Seorang serdadu NICA melayangkan tinjunya tepat di muka seorang pewarta yang tengah meliput kedatangan kesatuan semimiliter tersebut di serambi Hotel Yamato (sekarang Hotel Majapahit) di Tunjungan, Surabaya. Pewarta yang apes nasibnya itu adalah Abdul Wahab Djojowirno, seorang pewarta foto dari Kantor Berita Antara.
Serdadu-serdadu Netherlands Indies Civil Administration (NICA) bersama Allied Forces Netherlands East Indies (AFNEI) menjejakkan armadanya pada 25 Oktober 1945 di Surabaya.
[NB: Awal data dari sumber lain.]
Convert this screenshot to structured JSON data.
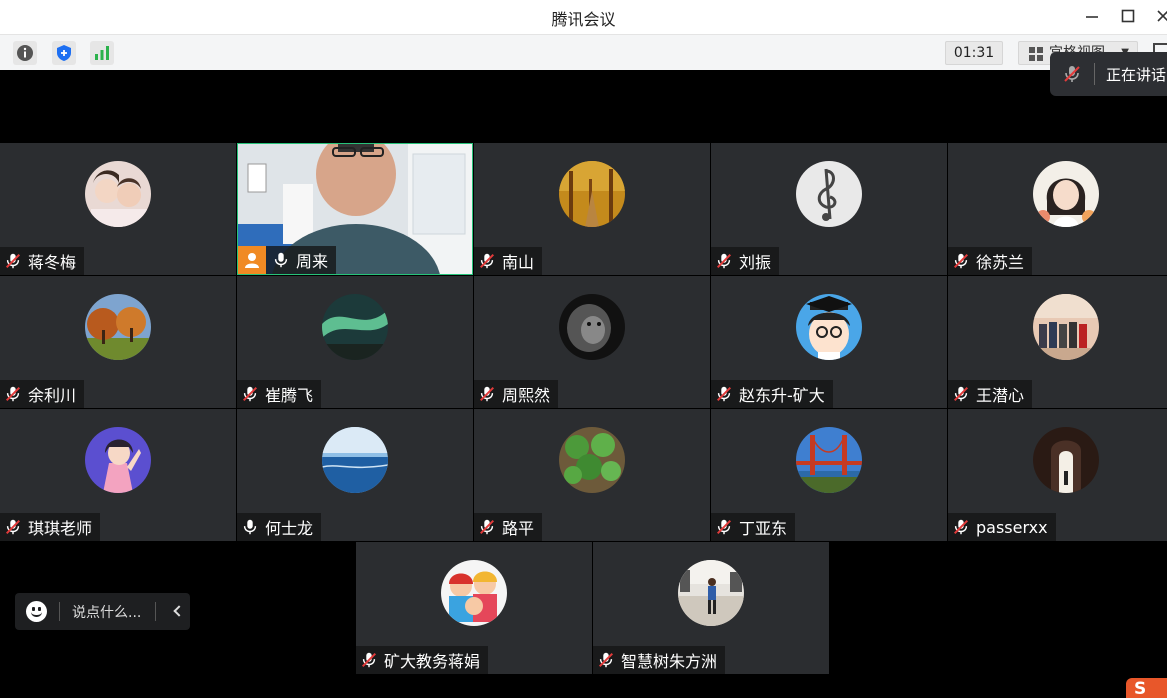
{
  "window": {
    "title": "腾讯会议"
  },
  "toolbar": {
    "timer": "01:31",
    "view_label": "宫格视图"
  },
  "speaking": {
    "label": "正在讲话:"
  },
  "participants": [
    {
      "name": "蒋冬梅",
      "muted": true
    },
    {
      "name": "周来",
      "muted": false,
      "host": true,
      "video": true
    },
    {
      "name": "南山",
      "muted": true
    },
    {
      "name": "刘振",
      "muted": true
    },
    {
      "name": "徐苏兰",
      "muted": true
    },
    {
      "name": "余利川",
      "muted": true
    },
    {
      "name": "崔腾飞",
      "muted": true
    },
    {
      "name": "周熙然",
      "muted": true
    },
    {
      "name": "赵东升-矿大",
      "muted": true
    },
    {
      "name": "王潜心",
      "muted": true
    },
    {
      "name": "琪琪老师",
      "muted": true
    },
    {
      "name": "何士龙",
      "muted": false
    },
    {
      "name": "路平",
      "muted": true
    },
    {
      "name": "丁亚东",
      "muted": true
    },
    {
      "name": "passerxx",
      "muted": true
    },
    {
      "name": "矿大教务蒋娟",
      "muted": true
    },
    {
      "name": "智慧树朱方洲",
      "muted": true
    }
  ],
  "chat": {
    "placeholder": "说点什么..."
  },
  "ime": {
    "logo": "S"
  }
}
Mereka datang dengan misi untuk melucuti senjata serdadu Jepang sebagai pihak yang kalah perang, mengevakuasi para tawanan perang, dan memulihkan pemerintahan sipil dan hukum Belanda.
Meskipun Abdul telah berujar bahwa dia adalah seorang pewarta foto, serdadu itu tetap tak peduli. Si serdadu telah menduhnya sebagai seorang penyelidik Republik, lantaran Abdul telah mengambil beberapa foto tentang situasi kerumunan di serambi hotel tersebut. Ironisnya, serdadu itu adalah seorang pribumi yang berpihak kepada NICA.
Apa daya, sang pewarta foto itu pun dipaksa menyerahkan satu rol film yang masih ada di dalam kameranya. Saksi atas kejadian itu adalah Bung Tomo yang merupakan seorang pewarta tulis asal Surabaya. Si Bung turut bertanggung jawab atas keselamata Abdul lantaran dialah yang mengajak Abdul untuk meliput ke hotel itu. Mungkin sikap tanggung jawab muncul lantaran Bung Tomo pernah menjadi Wakil Pemimpin Redaksi Domei, sebuah kantor berita pada masa Jepang.
Di serambi Hotel Yamato, Bung Tomo berkata dalam bahasa Belanda kepada serdadu NICA. Dia turut menjamin bahwa Abdul bukanlah mata-mata yang ditugaskan untuk menyelidiki kedatangan mereka. Dia juga menegaskan bahwa lelaki malang yang kena tinju tadi adalah seorang pewarta foto. Akhirnya, perseteruan berhenti dan kedua pemuda itu pun meninggalkan Hotel Yamato.
Kesaksian peristiwa kekerasan terhadap pewarta tersebut telah ditulis oleh Bung Tomo dalam bukunya 10 November yang diterbitkan pertama kali oleh Penerbitan Balapan Djakarta pada 1951.
“Saudara Wahab adalah salah seorang bangsa Indonesia yang pada saat revolusi bergelora menjadi orang pertama yang menerima pukulan dari pihak musuh negara Republik Indonesia,” tulis Bung Tomo. “Sejak saat itu, dalam jiwaku tertanam sebuah perasaan tanggung jawab yang lebih besar terhadap negaraku yang masih muda itu.”
Sekitar dua minggu setelah kedatangan serdadu NICA dan AFNEI, rakyat Surabaya bergolak memanas sehingga terjadilah pertempuran 10 November 1945. Kelak, pertempuran tersebut dikenang sebagai perlawanan terhebat sejak Republik ini berdiri.